NYU will join over 30 other organizations around the world who serve more than 800 million meals annually in taking the Cool Food Pledge, a public commitment to reduce food-related greenhouse gas emissions 25 percent by 2030. The food pledge is the most recent in a series of ambitious sustainability-related goals NYU has undertaken; in 2012, NYU met its 10-year pledge to reduce greenhouse gas emissions from buildings by 30 percent in just five years. The University is now on its way to reducing emissions 50 percent by 2025 and achieving carbon neutrality by 2040.
The Cool Food Pledge organization will provide guidance on innovative ways to serve more climate-friendly food while meeting other dining-related targets. Each signatory receives an annual report showing greenhouse gas emissions by food type, trends year-over-year, and comparison to overall performance.
NYU has already incorporated the Eat-Lancet and Menus of Change frameworks into its dining principles, emphasizing a variety of sustainability objectives, including an increase in plant-based menu items and local sourcing of ingredients. All residential NYU dining locations, including Downstein, Lipton, Jasper Kane Cafe, Palladium & Third North, are also Green Restaurant Association certified, which holds them accountable for meeting additional sustainability measures related to water, waste, energy, and more. In joining the Cool Food Pledge, NYU seeks to make these efforts more public, raise the profile of the importance of reducing greenhouse gas emissions from food, and assist others to do the same, according to Cecil Scheib, NYU’s Chief Sustainability Officer.
“We’re improving our dining offerings to address the climate impacts of food, but it has the added benefit of contributing to a healthier, more diverse, and delicious array of offerings in our dining halls,” Scheib said. “Daily menus will expand vegetarian and vegan entrees that are healthy, protein rich, and wellness-oriented. Where ice cream and cheese are offered, vegan options are made available and Beyond Burgers are served at every grill where hamburgers are on the menu.
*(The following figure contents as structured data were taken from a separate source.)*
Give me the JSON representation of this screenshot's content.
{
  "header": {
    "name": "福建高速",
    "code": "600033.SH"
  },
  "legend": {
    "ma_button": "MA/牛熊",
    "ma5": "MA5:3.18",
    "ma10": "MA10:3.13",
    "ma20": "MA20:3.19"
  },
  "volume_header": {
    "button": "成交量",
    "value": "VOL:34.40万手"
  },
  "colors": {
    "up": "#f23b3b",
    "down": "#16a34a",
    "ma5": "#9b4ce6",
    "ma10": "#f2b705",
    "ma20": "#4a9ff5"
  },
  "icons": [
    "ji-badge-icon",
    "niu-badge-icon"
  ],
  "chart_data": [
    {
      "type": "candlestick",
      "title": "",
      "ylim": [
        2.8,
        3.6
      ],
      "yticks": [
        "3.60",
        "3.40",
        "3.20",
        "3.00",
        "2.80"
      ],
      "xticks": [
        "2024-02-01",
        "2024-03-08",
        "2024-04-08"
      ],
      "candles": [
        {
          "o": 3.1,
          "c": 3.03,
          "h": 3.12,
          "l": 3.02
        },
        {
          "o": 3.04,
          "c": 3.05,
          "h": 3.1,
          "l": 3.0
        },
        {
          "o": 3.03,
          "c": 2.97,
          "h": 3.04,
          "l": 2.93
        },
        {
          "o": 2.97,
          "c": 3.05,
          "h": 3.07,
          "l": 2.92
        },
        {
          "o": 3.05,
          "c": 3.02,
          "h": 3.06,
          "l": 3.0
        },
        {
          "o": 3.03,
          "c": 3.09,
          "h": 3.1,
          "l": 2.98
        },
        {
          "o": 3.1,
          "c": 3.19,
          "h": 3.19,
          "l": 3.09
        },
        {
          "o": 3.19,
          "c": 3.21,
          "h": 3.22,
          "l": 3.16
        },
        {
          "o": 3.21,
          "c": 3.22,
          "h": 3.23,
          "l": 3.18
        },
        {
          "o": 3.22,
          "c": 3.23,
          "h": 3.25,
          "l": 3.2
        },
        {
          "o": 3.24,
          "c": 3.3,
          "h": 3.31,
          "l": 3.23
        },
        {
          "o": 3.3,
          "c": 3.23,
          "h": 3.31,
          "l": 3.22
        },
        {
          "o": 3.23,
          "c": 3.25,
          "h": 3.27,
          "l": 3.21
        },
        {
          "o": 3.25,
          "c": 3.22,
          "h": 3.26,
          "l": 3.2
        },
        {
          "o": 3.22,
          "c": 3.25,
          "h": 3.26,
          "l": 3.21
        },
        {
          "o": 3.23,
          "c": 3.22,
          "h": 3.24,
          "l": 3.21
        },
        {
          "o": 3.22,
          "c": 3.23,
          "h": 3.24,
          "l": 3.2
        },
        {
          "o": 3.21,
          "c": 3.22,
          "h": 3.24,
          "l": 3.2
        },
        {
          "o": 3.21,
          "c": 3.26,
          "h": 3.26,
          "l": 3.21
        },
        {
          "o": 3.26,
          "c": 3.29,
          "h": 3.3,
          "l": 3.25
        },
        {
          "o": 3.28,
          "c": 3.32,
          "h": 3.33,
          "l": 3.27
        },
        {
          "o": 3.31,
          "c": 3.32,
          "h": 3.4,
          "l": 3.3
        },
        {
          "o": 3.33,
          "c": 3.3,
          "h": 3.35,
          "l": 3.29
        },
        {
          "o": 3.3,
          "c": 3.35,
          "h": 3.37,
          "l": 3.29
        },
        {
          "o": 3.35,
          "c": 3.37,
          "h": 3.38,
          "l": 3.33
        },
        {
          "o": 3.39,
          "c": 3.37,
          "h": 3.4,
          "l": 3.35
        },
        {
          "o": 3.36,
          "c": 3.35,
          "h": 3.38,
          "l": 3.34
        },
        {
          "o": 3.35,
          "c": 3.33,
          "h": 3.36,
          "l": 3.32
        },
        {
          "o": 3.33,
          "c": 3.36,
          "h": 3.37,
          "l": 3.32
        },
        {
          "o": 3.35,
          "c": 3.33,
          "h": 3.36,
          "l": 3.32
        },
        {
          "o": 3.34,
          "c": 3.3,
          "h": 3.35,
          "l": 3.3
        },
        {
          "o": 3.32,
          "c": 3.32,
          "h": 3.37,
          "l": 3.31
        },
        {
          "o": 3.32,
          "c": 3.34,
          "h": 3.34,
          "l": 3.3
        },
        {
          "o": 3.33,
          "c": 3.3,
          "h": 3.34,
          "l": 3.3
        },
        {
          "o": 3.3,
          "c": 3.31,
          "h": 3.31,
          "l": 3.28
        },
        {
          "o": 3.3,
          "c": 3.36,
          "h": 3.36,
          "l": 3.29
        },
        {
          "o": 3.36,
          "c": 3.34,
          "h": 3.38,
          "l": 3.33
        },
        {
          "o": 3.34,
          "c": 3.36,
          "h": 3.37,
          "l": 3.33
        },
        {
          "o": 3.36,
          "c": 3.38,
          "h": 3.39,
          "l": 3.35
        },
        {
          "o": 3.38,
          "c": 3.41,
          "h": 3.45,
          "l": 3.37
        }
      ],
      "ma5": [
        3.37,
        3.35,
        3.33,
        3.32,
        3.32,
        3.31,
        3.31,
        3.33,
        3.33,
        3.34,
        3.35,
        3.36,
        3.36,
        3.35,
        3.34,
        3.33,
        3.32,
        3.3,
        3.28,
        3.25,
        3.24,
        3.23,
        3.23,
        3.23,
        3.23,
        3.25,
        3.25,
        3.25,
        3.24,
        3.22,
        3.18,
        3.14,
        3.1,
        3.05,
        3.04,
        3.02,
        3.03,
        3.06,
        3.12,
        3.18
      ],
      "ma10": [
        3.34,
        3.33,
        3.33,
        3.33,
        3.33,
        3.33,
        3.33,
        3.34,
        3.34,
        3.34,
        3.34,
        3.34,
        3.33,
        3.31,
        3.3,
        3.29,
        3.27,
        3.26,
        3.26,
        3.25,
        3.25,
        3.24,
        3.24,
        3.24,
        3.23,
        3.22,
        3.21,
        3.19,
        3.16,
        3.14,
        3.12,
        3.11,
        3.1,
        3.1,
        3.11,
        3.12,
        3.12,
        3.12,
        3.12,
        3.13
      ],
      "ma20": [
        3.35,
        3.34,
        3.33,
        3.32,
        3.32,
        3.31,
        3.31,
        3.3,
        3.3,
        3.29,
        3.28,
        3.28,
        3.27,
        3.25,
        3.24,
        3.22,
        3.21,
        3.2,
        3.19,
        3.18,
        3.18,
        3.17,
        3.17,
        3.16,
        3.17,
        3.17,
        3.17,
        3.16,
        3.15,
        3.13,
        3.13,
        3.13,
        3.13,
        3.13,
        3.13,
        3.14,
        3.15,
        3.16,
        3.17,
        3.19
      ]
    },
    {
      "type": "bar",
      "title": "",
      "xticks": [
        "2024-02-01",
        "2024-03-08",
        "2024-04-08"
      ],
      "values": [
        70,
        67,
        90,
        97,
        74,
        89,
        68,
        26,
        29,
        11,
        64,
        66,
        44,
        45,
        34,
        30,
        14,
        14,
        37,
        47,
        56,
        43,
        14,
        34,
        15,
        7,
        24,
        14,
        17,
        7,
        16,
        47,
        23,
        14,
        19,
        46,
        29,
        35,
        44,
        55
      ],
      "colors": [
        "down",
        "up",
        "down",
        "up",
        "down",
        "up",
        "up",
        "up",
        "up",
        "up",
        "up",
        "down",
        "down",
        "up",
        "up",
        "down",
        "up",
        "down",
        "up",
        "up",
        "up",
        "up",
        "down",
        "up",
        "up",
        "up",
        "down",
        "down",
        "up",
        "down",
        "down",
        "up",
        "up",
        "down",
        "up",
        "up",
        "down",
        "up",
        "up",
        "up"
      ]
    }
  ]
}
Making these alternatives easy to find right next to their meat and dairy counterparts elevates and normalizes these options, and the NYU community is eating it up.”
Beyond increasing sustainable offerings, NYU Dining has also worked closely with students to raise awareness among its community on incorporating sustainable eating practices into our diets. Since 2019, hundreds of NYU students have attended educational programs and cooking demonstrations on how to prepare their own delicious, healthy, and planet-friendly meals. One Steinhardt graduate student, Jon Chin – founder of the meal swipes trading app, Share Meals – has devoted his years at NYU to increasing student access to affordable, healthy, and sustainable food. Recently, he launched Open Kitchen, a project to build community through cooking demonstrations. Between this project and NYU Eats’ Teaching Kitchen, students have access to regular cooking classes that highlight inexpensive, easy, and plant-forward recipes.
Students have been increasingly active in leading the charge for sustainability on campus. In addition to Open Kitchen, NYU student groups centered around food and sustainability include the Animal Welfare Collective, Community Agriculture Project, and even NYU’s new Mycology Club, which collectively have a following of over 1,000 students.
“NYU Eats is proud to be a part of the solution to one of the major challenges of our time. The Cool Food Pledge will allow us to measure our impact and when necessary make adjustments to achieve our goal.” said Kathrina O'Mahony, Senior Director, Campus Services.
The Cool Food Pledge is an initiative of World Resources Institute, UN Environment, Carbon Neutral Cities Alliance, Health Care Without Harm, Practice Greenhealth, Climate Focus, EAT, and the Sustainable Restaurant Association.